Senior High Schools in Upper West face accommodation challenges

Wa, March 8, GNA - Senior High Schools in the Upper West region are facing accommodation challenges making the admission of new students for the next academic year an arduous task, Mr. Fabian Balieb, the Regional Director of Education, has said.

He said inadequate classroom and dormitory structures to accommodate many students that would be placed in the schools by the Computerized School Selection and Placement System would be the biggest challenge. Mr Balieb said the system had placed more students in the schools without the corresponding provision of classrooms and dormitory accommodation thereby creating congestion in most of the schools. Mr. Baba Osman, the Upper West Regional Economic Planning Officer, said there were development projects going on in some of the schools but they were not specifically meant for the four-year Senior High School students. He said some of the projects would take years to complete because of budgetary constraints and delays in the payment of contractors as well as the inability of some contractors to deliver the projects on schedule. The Rev Sister Janis Gbiel, the Headmistress of the St. Francis Girls Senior High School at Jirapa, said the school needed assistance in the areas of classroom and dormitory accommodation as well as the provision of potable water.

She said her school would not be able to admit more students in September because of the inadequacies in classroom, dormitory and teachers' accommodation The Headmistress said the school's assembly hall cannot accommodate all the students and appealed to the contractor executing the new assembly hall project to speed up work.

The Rev. Gbiel said there was a water project going on at the school but expressed regret that work was too slow as students continued to spend more time in search of water to the detriment of academic work. At the Wa Senior High Secondary/Technical School, Mr. Richard Y. Gandaa, a science teacher at the school, said science equipment, infrastructural development and inadequate teachers to handle the four-year students were some of the challenges that many of the schools are expecting in September.
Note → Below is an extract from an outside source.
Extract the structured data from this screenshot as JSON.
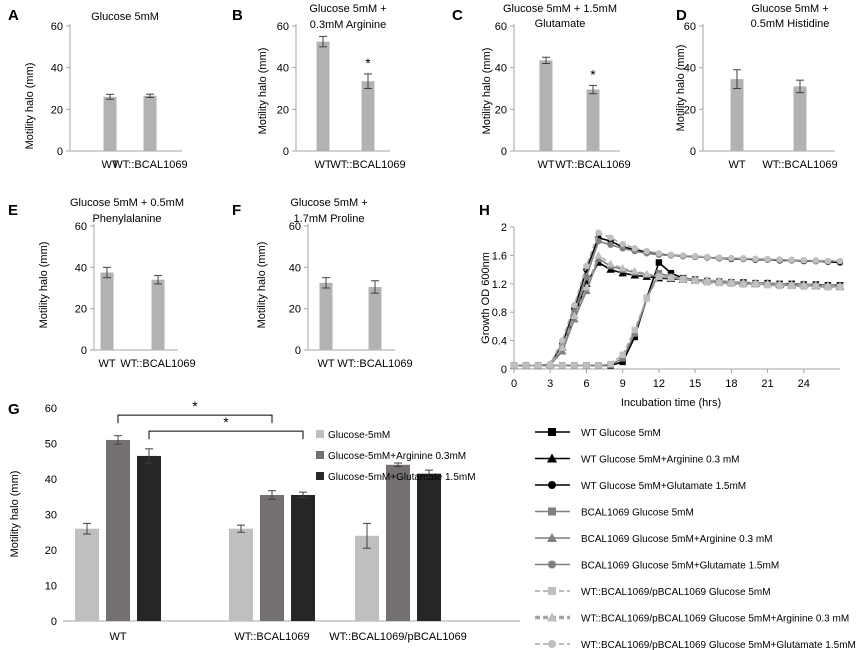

A student at Wa Senior High School said the four-year programme was not properly planned and as a result parents and students were now in a confused state as classrooms and dormitories were not available. Master Hashim Abdul-Latif, a Form Three student of the Wa Islamic Senior High School, said two students shared one bed while boxes and other property of the students were left outside. He said some students were sleeping outside due to the lack of dormitory and wondered what the situation would be like during the rainy season.

Mr. Hakimu Iddrissu, a parent, said parents were looking to the government to find classrooms and dormitories as well as equipment and teachers to start the four-year programme.